In a 2018 study, Castillo, Fernández, and Sallan refined Kübler-Ross’s model into a six-stage framework specifically tailored to organizational settings.

Based on interviews with individuals navigating restructurings and role changes, Castillo et al (2018) merged Denial and Anger into a single stage and introduced two new phases: Revising and Deserting.

Where Bargaining is about trying to soften or reverse a change, Revising marks a shift toward adaptation. This is where people start recalibrating, adjusting messaging, rethinking strategies, and figuring out how to function within a new reality.

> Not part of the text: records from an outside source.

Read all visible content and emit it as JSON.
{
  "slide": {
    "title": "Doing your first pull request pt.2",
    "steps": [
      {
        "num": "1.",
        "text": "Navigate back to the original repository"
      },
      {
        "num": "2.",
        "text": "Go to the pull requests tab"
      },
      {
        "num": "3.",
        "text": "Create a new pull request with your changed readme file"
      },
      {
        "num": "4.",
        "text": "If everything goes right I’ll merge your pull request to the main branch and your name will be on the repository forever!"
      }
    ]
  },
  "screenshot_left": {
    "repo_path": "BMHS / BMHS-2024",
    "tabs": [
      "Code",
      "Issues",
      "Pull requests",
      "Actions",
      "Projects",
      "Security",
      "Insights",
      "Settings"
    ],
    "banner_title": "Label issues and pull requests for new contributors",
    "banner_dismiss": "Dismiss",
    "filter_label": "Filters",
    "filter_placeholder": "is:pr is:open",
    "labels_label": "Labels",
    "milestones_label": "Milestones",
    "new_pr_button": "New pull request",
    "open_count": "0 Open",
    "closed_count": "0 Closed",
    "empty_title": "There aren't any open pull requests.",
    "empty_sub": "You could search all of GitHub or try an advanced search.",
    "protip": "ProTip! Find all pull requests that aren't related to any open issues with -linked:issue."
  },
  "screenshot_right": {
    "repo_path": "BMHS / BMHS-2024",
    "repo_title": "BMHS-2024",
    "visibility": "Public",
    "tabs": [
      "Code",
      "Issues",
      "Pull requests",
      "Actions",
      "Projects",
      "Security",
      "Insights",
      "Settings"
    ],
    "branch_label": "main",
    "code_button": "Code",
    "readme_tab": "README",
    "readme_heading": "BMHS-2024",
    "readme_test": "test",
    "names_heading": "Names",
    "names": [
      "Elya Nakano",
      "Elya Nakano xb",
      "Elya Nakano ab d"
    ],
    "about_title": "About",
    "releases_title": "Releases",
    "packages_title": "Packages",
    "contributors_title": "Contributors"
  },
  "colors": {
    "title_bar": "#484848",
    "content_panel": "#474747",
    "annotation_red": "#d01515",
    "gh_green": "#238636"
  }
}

You can see this shift in action in United States Representative Ro Khanna’s February 13 opinion piece in The New York Times. Instead of simply opposing the proposed DOGE cuts, he acknowledges public support for them and urges Democrats to offer “transformative solutions to deliver future prosperity for all Americans, rekindling our bonds as citizens and healing our divides in the process.”

Deserting is the conscious decision to disengage – not out of despair, as in the Depression stage, but as a deliberate, strategic choice. This isn’t the melodramatic “I’m moving to Canada” flounce, it’s stepping away from counterproductive conflict.

In a February 10 article in The Free Press, Ruy Teixeira referenced former Chicago Mayor Rahm Emanuel’s comments to Politico, which captures this mindset well: “You don’t fight every fight. You don’t swing at every pitch.”

By adding these stages, the model acknowledges the agency of individuals in responding to change, whether by attempting to resist, actively adjusting, or ultimately choosing to disengage.

Politics is not that different from the corporate world. Both realms are riddled with complexity, a web of stakeholders, and an intricate mix of emotional and strategic responses to change. The dynamics are similar whether you’re steering a business or a country.

Real empathy isn’t virtue-signaling, performative outrage, or attacking those who disagree. It’s recognizing the human condition even in those who irritate you most. I can see the Democrats’ outbursts for what they are – grief, resistance, adaptation – but that doesn’t make them any less frustrating.

Still, I am hopeful. It doesn’t feel like a dismantling of government in the U.S. right now – it feels like watching a disaster movie in reverse, the fragments of their Constitution snapping back into place.

If the Democrats can’t adapt in real time, maybe they can at least find the space to disengage, grieve the chaos and rediscover the stardust of it all.